Luke Williams will lead Southern Brave in the 2025 Women’s Hundred, moving up from long-time assistant after Charlotte Edwards left to coach England Women.
The promotion feels a natural next step: Williams has been in the Brave dug-out since ball one of the competition, sharing the pain of losing finals in 2021 and 2022 before helping deliver the club’s first title in 2023.
His CV is already busy. Adelaide Strikers landed back-to-back Women’s Big Bash League crowns under him in 2022 and 2023, and Royal Challengers Bengaluru finally lifted a trophy – the 2024 Women’s Premier League – with Williams in charge.

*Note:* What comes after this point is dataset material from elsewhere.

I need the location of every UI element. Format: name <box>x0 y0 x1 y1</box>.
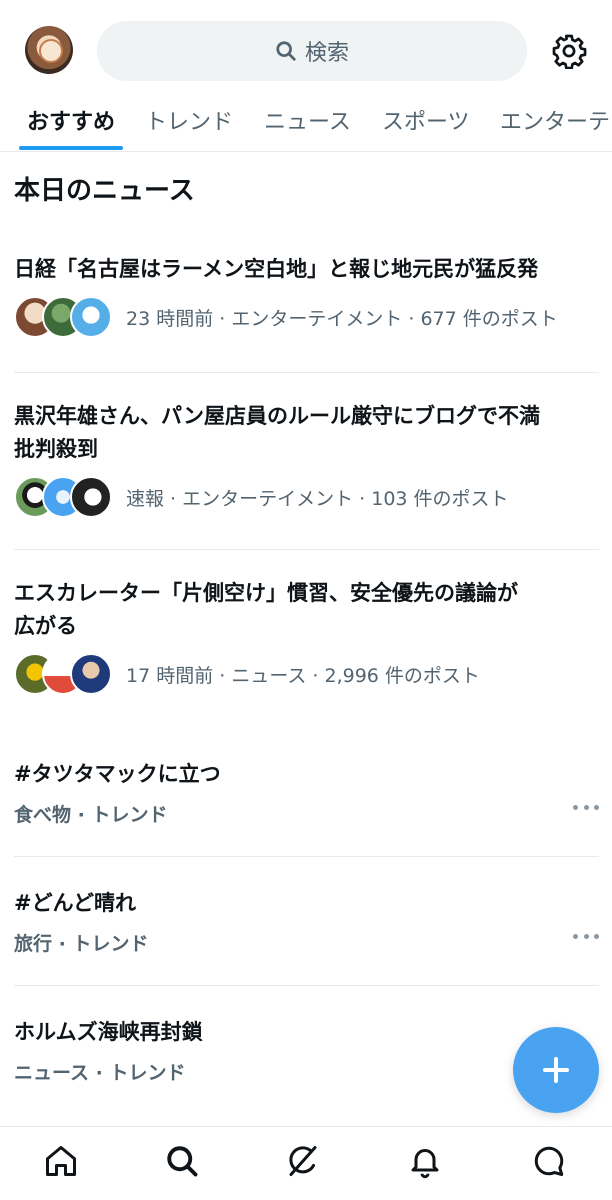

A short consultancy stint with England during last month’s home series against West Indies topped up the international experience.
“It’s a privilege to take charge of Southern Brave this year from Charlotte Edwards,” he said. “Having worked with the team since for a number of years, we have an excellent group of players and staff and recruited well in the draft earlier this year, so hopefully we can get back to Finals Day and lift the trophy this summer.”
South Africa skipper Laura Wolvaardt, also one of Williams’ key players at the Strikers, re-links with him at the Ageas Bowl. Continuity should help, yet expectations remain high; Brave supporters have grown used to late-August cricket.
Trescothick to sharpen men’s batting
Across the corridor Marcus Trescothick, the former England opener and current national batting coach, comes in as men’s batting mentor for the 2025 campaign. He replaces Jimmy Adams, who will switch focus to Hampshire’s One-Day Cup squad in August.
For Trescothick, it is a first formal role in The Hundred. White-ball coaching with England last July offered a taste of franchise-style scheduling; the Brave job will ask him to distil advice into 100-ball bursts.
Neither appointment is headline-grabbing, yet both look sensible. Williams knows the women’s group inside out, Trescothick brings a fresh eye to a men’s side that mis-fired with the bat last season. If they get it right, Brave could be back in the shake-up on both fronts.